Yusef Lateef
Précurseur de la fusion entre jazz et musiques du monde, Yusef Lateef était un souffleur unique, aussi magique aux commandes d’un saxophone ténor que d’une flûte (ses deux armes de prédilection) ou même d’un hautbois voire de nombreux instruments plus exotiques (shehnai, chophar, xun, arghoul, koto, etc.). Dans l’histoire du jazz, Lateef était un être à part, d’une sensibilité et d’un raffinement précieux, et d’une curiosité qui habitera sa musique. Grâce à lui, le jazz ouvre ses oreilles vers d’autres sons, d’autres textures musicales, orientales notamment. Yusef Lateef était également porte-parole de la Communauté Musulmane Ahmadiyya après sa conversion à l’islam en 1950.
Né William Emanuel Huddleston le 9 octobre 1920, à Chattanooga dans le Tennessee, le musicien grandit dans diverses villes, Lorain dans l’Ohio d’abord puis Detroit dans le Michigan où son père décide de changer le nom de famille en Evans. Pour l’amusante anecdote, Yusef Lateef utilisera d’ailleurs le nom de Bill Evans lors de ses premiers concerts professionnels jusqu’à sa conversion en 1950…
A ses débuts, Lateef côtoie la scène de Detroit et fréquente les futures pointures locales comme le vibraphoniste Milt Jackson, le contrebassiste Paul Chambers, le batteur Elvin Jones et le guitariste Kenny Burrell. Dès l’âge de 18 ans, il devient professionnel et se produit au sein de plusieurs big bands. En 1949, Dizzy Gillespie l’invite à partir en tournée avec son orchestre. L’année suivante, il rentre à Detroit et se lance dans des études de composition et de flûte à la Wayne State University. C’est à cette époque qu’il intègre la Communauté Musulmane Ahmadiyya.
En 1957, les choses sérieuses commencent pour lui et le label Savoy Records publie son premier album en tant que leader. Le contrat n’étant pas exclusif, Yusef Lateef enregistre à la même période pour New Jazz Records, une sous-division de l’écurie Prestige. En 1961, avec des disques comme Into Something et Eastern Sounds, son charisme, certes feutré, de leader s’impose un peu plus. Comme s’imposent également les volutes orientales qui infiltrent, avec subtilité, sa musique, grâce notamment à l’utilisation de divers instruments (rahab, shanai, arghul, koto et une collection de flutes chinoises) qui cohabitent avec son ténor et sa flûte. La fusion (la vraie !) entre jazz et musiques du monde vit sans doute ici ses premiers balbutiements… Un style qui influencera d’ailleurs John Coltrane… Cette activité solo n’empêche guère Yusef Lateef de travailler avec d’autres jazzmen comme au sein du quintet de Cannonball Adderley entre 1962 et 1964.
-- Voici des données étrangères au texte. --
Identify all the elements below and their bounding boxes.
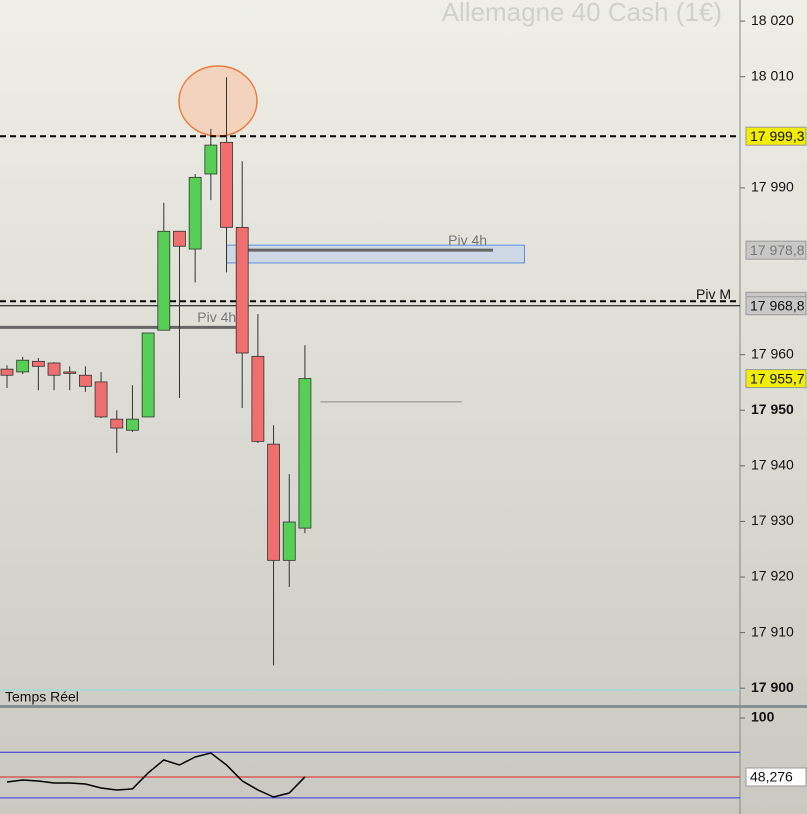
level-label: Piv M bbox=[696, 286, 731, 302]
candle-body bbox=[251, 355, 265, 442]
price-tag bbox=[745, 240, 807, 260]
price-tag bbox=[745, 126, 807, 146]
level-label: Piv 4h bbox=[448, 232, 487, 248]
candle-body bbox=[110, 418, 124, 429]
y-tick-label: 17 900 bbox=[751, 679, 794, 695]
candle-body bbox=[188, 176, 202, 250]
candle-body bbox=[47, 362, 61, 376]
price-tag bbox=[745, 767, 807, 787]
y-tick-label: 17 990 bbox=[751, 179, 794, 195]
y-tick-label: 17 950 bbox=[751, 401, 794, 417]
price-tag-label: 17 955,7 bbox=[750, 370, 805, 386]
y-tick-label: 17 940 bbox=[751, 457, 794, 473]
price-tag-label: 48,276 bbox=[750, 769, 793, 785]
candle-body bbox=[173, 230, 186, 247]
candle-body bbox=[220, 141, 233, 228]
candle-body bbox=[94, 381, 108, 418]
candle-body bbox=[157, 230, 171, 331]
candle-body bbox=[298, 378, 312, 529]
candle-body bbox=[282, 521, 296, 561]
candle-body bbox=[31, 360, 45, 367]
candle-body bbox=[204, 144, 218, 175]
candle-body bbox=[235, 226, 249, 354]
y-tick-label: 17 920 bbox=[751, 568, 794, 584]
panel-title: Temps Réel bbox=[5, 689, 79, 705]
candle-body bbox=[0, 368, 14, 376]
y-tick-label: 18 020 bbox=[751, 12, 794, 28]
panel-divider bbox=[0, 705, 807, 708]
level-label: Piv 4h bbox=[197, 309, 236, 325]
candle-body bbox=[267, 443, 280, 561]
y-tick-label: 17 910 bbox=[751, 623, 794, 639]
price-tag bbox=[745, 369, 807, 389]
candle-body bbox=[16, 359, 30, 373]
indicator-line bbox=[6, 752, 306, 798]
chart-title: Allemagne 40 Cash (1€) bbox=[442, 0, 722, 27]
highlight-circle bbox=[178, 65, 258, 137]
candle-body bbox=[63, 371, 77, 374]
y-tick-label: 17 960 bbox=[751, 345, 794, 361]
price-tag-label: 17 999,3 bbox=[750, 128, 805, 144]
candle-body bbox=[79, 374, 92, 387]
price-tag-label: 17 968,8 bbox=[750, 297, 805, 313]
price-tag-label: 17 978,8 bbox=[750, 242, 805, 258]
candle-body bbox=[141, 332, 155, 418]
price-tag bbox=[745, 296, 807, 316]
y-tick-label: 18 010 bbox=[751, 67, 794, 83]
y-tick-label: 17 930 bbox=[751, 512, 794, 528]
candle-body bbox=[126, 418, 139, 431]
y-tick-label: 100 bbox=[751, 709, 775, 725]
Entre 1963 et 1966, Lateef enregistre sur le label de Coltrane, Impulse!, et travaille régulièrement avec le trompettiste Richard Williams et le pianiste Mike Nock. Un live au Pep's Lounge capté en juin 1964 restera d’ailleurs dans les annales, publié au disque en deux volumes… A la fin des années 60, le musicien commence à incorporer dans sa musique des éléments de soul contemporaine et de gospel. De nouveaux apports à son art qu’il a toujours refusé de qualifier de jazz, terme trop réducteur selon lui… Durant les années 80, sa musique slalomera même jusqu’en terre new age. En 1987, son disque Little Symphony remportera d’ailleurs le Grammy Award du meilleur album new age !
En 1992, Yusef Lateef fonde son propre label, YAL Records. L’année suivante, l’Orchestre de la Westdeutscher Rundfunk lui commande une suite, The African American Epic Suite, pièce pour orchestre et quartet évoquant l’affranchissement des esclaves aux États-Unis. Œuvre qui sera jouée par l’Atlanta Symphony Orchestra et le Detroit Symphony Orchestra. Dans sa vaste discographie, on trouve également ce beau projet récent aux côtés de Lionel et Stéphane Belmondo. En 2005, les deux frères l’invitent à enregistrer avec eux Influence, superbe double album mêlant jazz et musique classique... Yusef Lateef s'éteint le 23 décembre 2013 d’un cancer de la prostate à l'âge de 93 ans.